We all know we can't be perfect parents but we must strive our best to provide as much love, nurture, safety and goodness for our children as possible. But because there's so much that parenting entails, we're bound to mess up multiple times along the way because we are simply imperfect humans. I admit that in the five months I've been a mother, I've messed up many times already. Yet, nothing could have prepared me for my biggest mistake to date and the guilt I endured afterwards.
As recommended, I have been working with my son Boston on his tummy since he was born to help him with his muscle development. One of the milestones was him rolling over, which we were all very proud of. However, rolling created complications I hadn't considered - like the potential for him to roll off of things (it should have been a no-brainer. I know!).
In the first few days of Boston rolling over, we were a bit unprepared. Early one morning, Boston was getting fussy, so I put him on my lap, secured him in my Peanut shell, and wheeled him out with me to the living room couch where I put him down and went back into our room to grab his binky and bottle. When I returned, I found him lying on the ground staring at the ceiling. I was horrified. How did he fall? What if he hurt his neck? Does he have a concussion? Oh my gosh, how do I pick him up? I tried holding myself up with one hand on my wheelchair frame while the other reached under his arms to try and scoop him up. Meanwhile my feet had collapsed off of my footrest and were pulling my whole body down with them. I had to let him back down midway. Grrr. I can't do it by myself in my wheelchair. My mind was going at 100 miles per minute and my heart was beating faster than ever. I was at a lost as to what to do. I felt so helpless as a mother and even more so a mother in a wheelchair. I felt tears starting to form but tried so hard to fight them. I can't cry. That's ridiculous and it won't help anything. I wasn't going to feel better if I cried this time. I need to stay calm and help him. It was at that moment that he looked up at me and giggled--a sign that he was OK. Good. I resolved to call his daddy for help. I had never felt so limited in my wheelchair as I did at that moment.
Our day went about as usual with exercises, reading, tummy time, but the feeling of guilt lingered in the back of my mind. I couldn't help but feel like a horrible mother for allowing my son to fall and risk him getting hurt. I felt even worse that I couldn't even rescue my own son by simply picking him up – I felt that I had failed in my role as Boston's mother. I didn't mention it to anyone the whole day because I was so ashamed. It wasn't until dinner with our family that my husband teasingly brought it up. I felt like reaching over to cover his mouth as he was saying it, but it was too late. The secret was out. Everyone knew I was a horrible mother. It was then that my father-in-law told me that things like this are bound to happen again and again and we won't be able to cover all of our bases. We're bound to slip up. I really contemplated that comment.
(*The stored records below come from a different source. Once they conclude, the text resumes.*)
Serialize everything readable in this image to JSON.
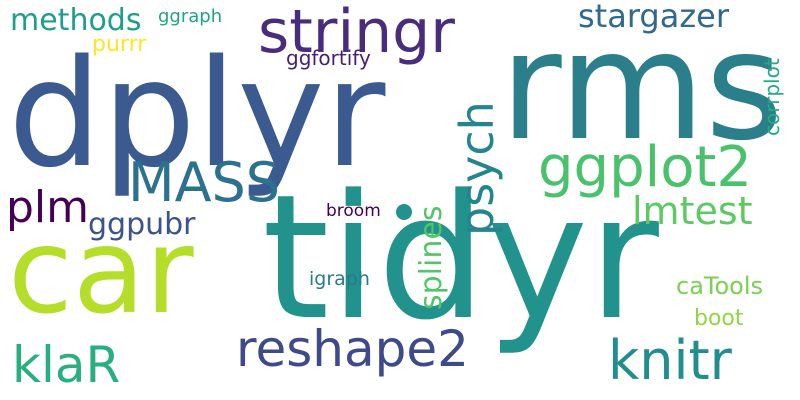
{
  "words": {
    "dplyr": {
      "text": "dplyr",
      "color": "#3b5a8f"
    },
    "rms": {
      "text": "rms",
      "color": "#2a7f8a"
    },
    "tidyr": {
      "text": "tidyr",
      "color": "#21928c"
    },
    "car": {
      "text": "car",
      "color": "#b5de2b"
    },
    "stringr": {
      "text": "stringr",
      "color": "#472d7b"
    },
    "ggplot2": {
      "text": "ggplot2",
      "color": "#4ac16d"
    },
    "mass": {
      "text": "MASS",
      "color": "#2c728e"
    },
    "reshape2": {
      "text": "reshape2",
      "color": "#3e4a89"
    },
    "knitr": {
      "text": "knitr",
      "color": "#228d8d"
    },
    "klar": {
      "text": "klaR",
      "color": "#29af7f"
    },
    "plm": {
      "text": "plm",
      "color": "#440154"
    },
    "lmtest": {
      "text": "lmtest",
      "color": "#5ec962"
    },
    "stargazer": {
      "text": "stargazer",
      "color": "#31688e"
    },
    "methods": {
      "text": "methods",
      "color": "#1f9e89"
    },
    "ggpubr": {
      "text": "ggpubr",
      "color": "#3b528b"
    },
    "catools": {
      "text": "caTools",
      "color": "#7ad151"
    },
    "boot": {
      "text": "boot",
      "color": "#8fd744"
    },
    "purrr": {
      "text": "purrr",
      "color": "#fde725"
    },
    "ggraph": {
      "text": "ggraph",
      "color": "#20a486"
    },
    "ggfortify": {
      "text": "ggfortify",
      "color": "#481f70"
    },
    "broom": {
      "text": "broom",
      "color": "#440154"
    },
    "igraph": {
      "text": "igraph",
      "color": "#287c8e"
    },
    "psych": {
      "text": "psych",
      "color": "#25858e"
    },
    "splines": {
      "text": "splines",
      "color": "#52c569"
    },
    "corrplot": {
      "text": "corrplot",
      "color": "#25ab82"
    }
  }
}
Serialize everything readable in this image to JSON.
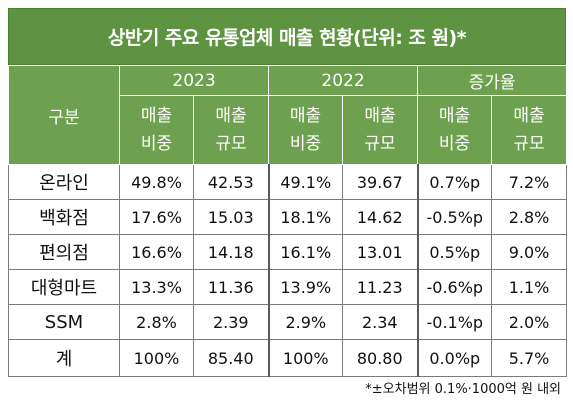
{
  "title": "상반기 주요 유통업체 매출 현황(단위: 조 원)*",
  "header": {
    "gubun": "구분",
    "years": [
      "2023",
      "2022",
      "증가율"
    ],
    "sub": [
      {
        "l1": "매출",
        "l2": "비중"
      },
      {
        "l1": "매출",
        "l2": "규모"
      },
      {
        "l1": "매출",
        "l2": "비중"
      },
      {
        "l1": "매출",
        "l2": "규모"
      },
      {
        "l1": "매출",
        "l2": "비중"
      },
      {
        "l1": "매출",
        "l2": "규모"
      }
    ]
  },
  "rows": [
    {
      "label": "온라인",
      "values": [
        "49.8%",
        "42.53",
        "49.1%",
        "39.67",
        "0.7%p",
        "7.2%"
      ]
    },
    {
      "label": "백화점",
      "values": [
        "17.6%",
        "15.03",
        "18.1%",
        "14.62",
        "-0.5%p",
        "2.8%"
      ]
    },
    {
      "label": "편의점",
      "values": [
        "16.6%",
        "14.18",
        "16.1%",
        "13.01",
        "0.5%p",
        "9.0%"
      ]
    },
    {
      "label": "대형마트",
      "values": [
        "13.3%",
        "11.36",
        "13.9%",
        "11.23",
        "-0.6%p",
        "1.1%"
      ]
    },
    {
      "label": "SSM",
      "values": [
        "2.8%",
        "2.39",
        "2.9%",
        "2.34",
        "-0.1%p",
        "2.0%"
      ]
    },
    {
      "label": "계",
      "values": [
        "100%",
        "85.40",
        "100%",
        "80.80",
        "0.0%p",
        "5.7%"
      ]
    }
  ],
  "footnote": "*±오차범위 0.1%·1000억 원 내외",
  "colors": {
    "header_green": "#6ea14f",
    "title_green": "#5e9441"
  }
}
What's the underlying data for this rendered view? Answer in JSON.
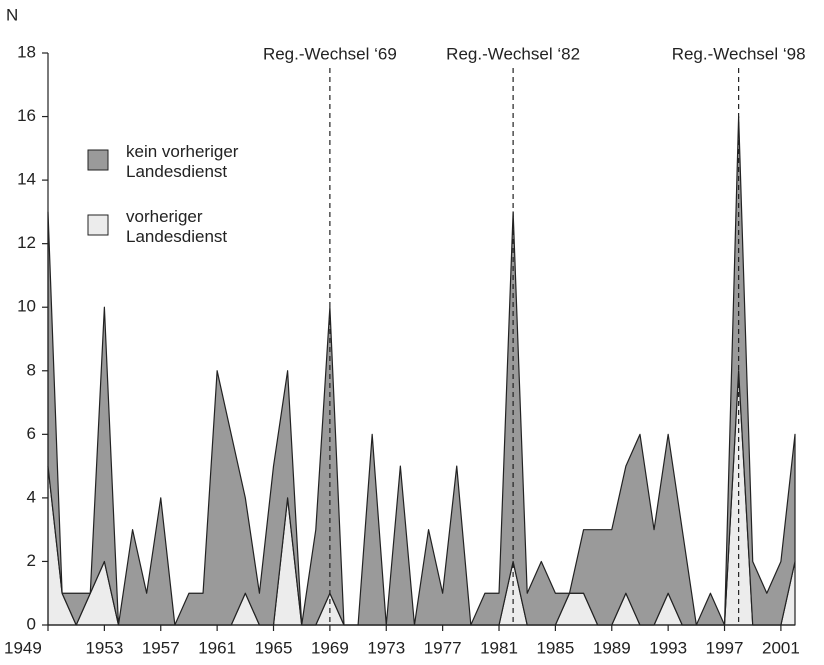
{
  "chart_data": {
    "type": "area",
    "stacked": true,
    "ylabel": "N",
    "x": [
      1949,
      1950,
      1951,
      1952,
      1953,
      1954,
      1955,
      1956,
      1957,
      1958,
      1959,
      1960,
      1961,
      1962,
      1963,
      1964,
      1965,
      1966,
      1967,
      1968,
      1969,
      1970,
      1971,
      1972,
      1973,
      1974,
      1975,
      1976,
      1977,
      1978,
      1979,
      1980,
      1981,
      1982,
      1983,
      1984,
      1985,
      1986,
      1987,
      1988,
      1989,
      1990,
      1991,
      1992,
      1993,
      1994,
      1995,
      1996,
      1997,
      1998,
      1999,
      2000,
      2001,
      2002
    ],
    "series": [
      {
        "name": "vorheriger Landesdienst",
        "color": "#ececec",
        "values": [
          5,
          1,
          0,
          1,
          2,
          0,
          0,
          0,
          0,
          0,
          0,
          0,
          0,
          0,
          1,
          0,
          0,
          4,
          0,
          0,
          1,
          0,
          0,
          0,
          0,
          0,
          0,
          0,
          0,
          0,
          0,
          0,
          0,
          2,
          0,
          0,
          0,
          1,
          1,
          0,
          0,
          1,
          0,
          0,
          1,
          0,
          0,
          0,
          0,
          8,
          0,
          0,
          0,
          2
        ]
      },
      {
        "name": "kein vorheriger Landesdienst",
        "color": "#9a9a9a",
        "values": [
          8,
          0,
          1,
          0,
          8,
          0,
          3,
          1,
          4,
          0,
          1,
          1,
          8,
          6,
          3,
          1,
          5,
          4,
          0,
          3,
          9,
          0,
          0,
          6,
          0,
          5,
          0,
          3,
          1,
          5,
          0,
          1,
          1,
          11,
          1,
          2,
          1,
          0,
          2,
          3,
          3,
          4,
          6,
          3,
          5,
          3,
          0,
          1,
          0,
          8,
          2,
          1,
          2,
          4
        ]
      }
    ],
    "xlim": [
      1949,
      2002
    ],
    "xticks": [
      1949,
      1953,
      1957,
      1961,
      1965,
      1969,
      1973,
      1977,
      1981,
      1985,
      1989,
      1993,
      1997,
      2001
    ],
    "ylim": [
      0,
      18
    ],
    "yticks": [
      0,
      2,
      4,
      6,
      8,
      10,
      12,
      14,
      16,
      18
    ],
    "grid": false,
    "legend": "upper left",
    "annotations": [
      {
        "x": 1969,
        "text": "Reg.-Wechsel ‘69"
      },
      {
        "x": 1982,
        "text": "Reg.-Wechsel ‘82"
      },
      {
        "x": 1998,
        "text": "Reg.-Wechsel ‘98"
      }
    ]
  }
}
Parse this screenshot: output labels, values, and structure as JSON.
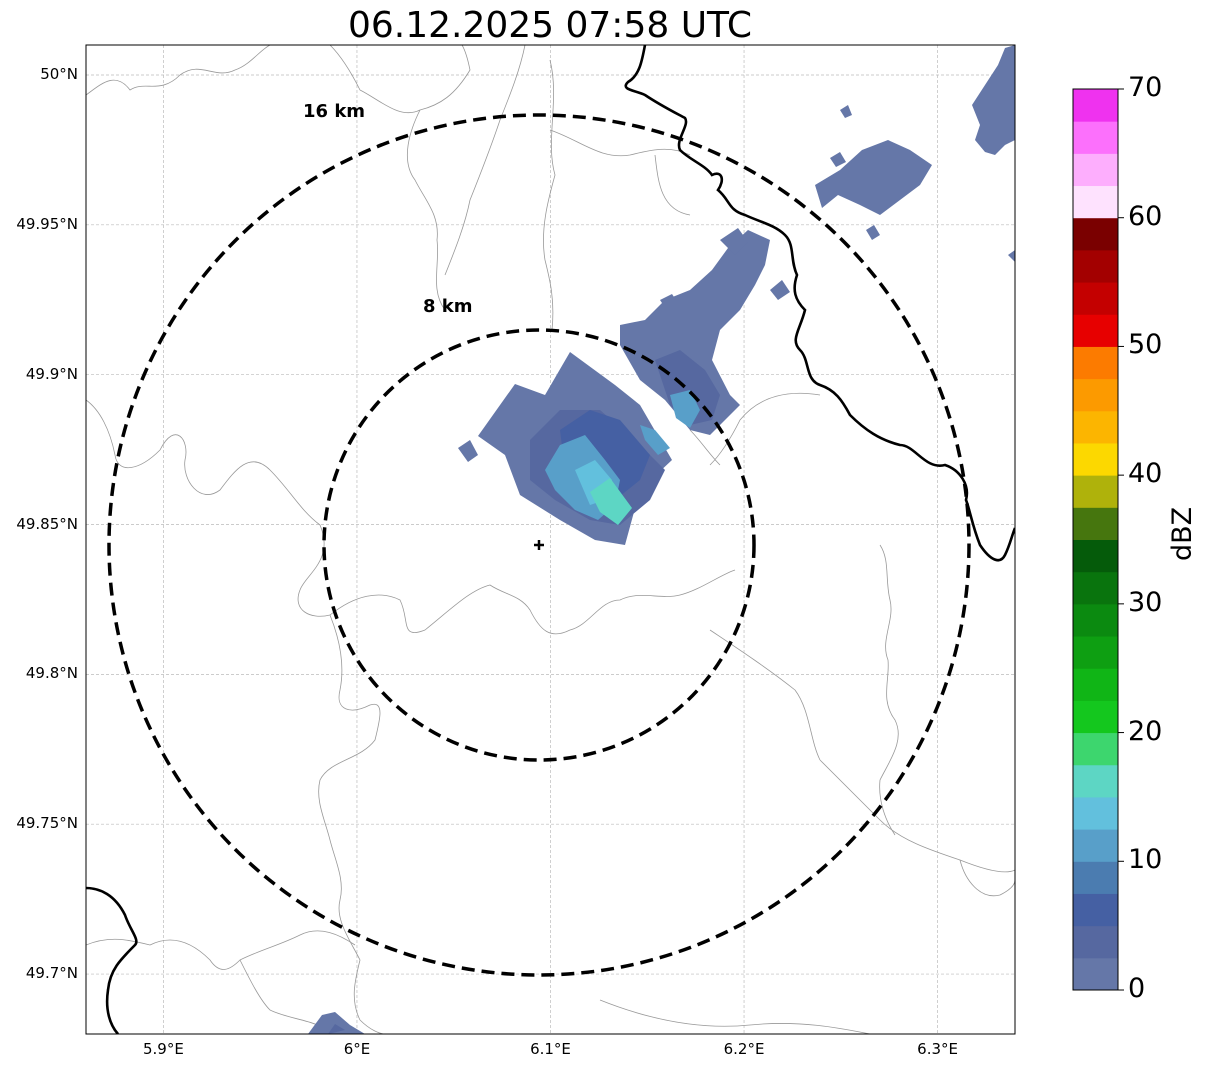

I'm trying my best to be a good parent and this accident doesn't make me as bad as I initially thought it did because it was simply that--an accident. Of course I prefer to prevent Boston from experiencing any falls, but he's OK now and that's all that matters. I just need to be more clever and find ways to minimize future falls like by laying down pillows along the couch, and playing more often on the floor while keeping up with his energy and developing mobility. It's unfortunate but I can't protect him from everything. Life brings many uncertainties and challenges that help us grow, and that's what Boston will have to experience. I've realized that I can only do my best and teach him to get back up after falls and to do so with bravery, poise, and a positive attitude (he already has that last one down). I hope his consistently happy disposition will carry him through his lifetime and that his smile, which lights up his whole face, will always find its way to the surface during those tough times.
This was one rough experience, but Dad helped me realized that I wasn't a horrible mommy. In parenting, you live and you learn, and I’ll always be learning and should be thankful for the process. I'll never be the perfect parent but I hope that my husband and I can be the best parents we can be for our child. I need to take things one day at a time and enjoy the journey and hope that Boston can find it in his sweet little heart to forgive me as I learn, too.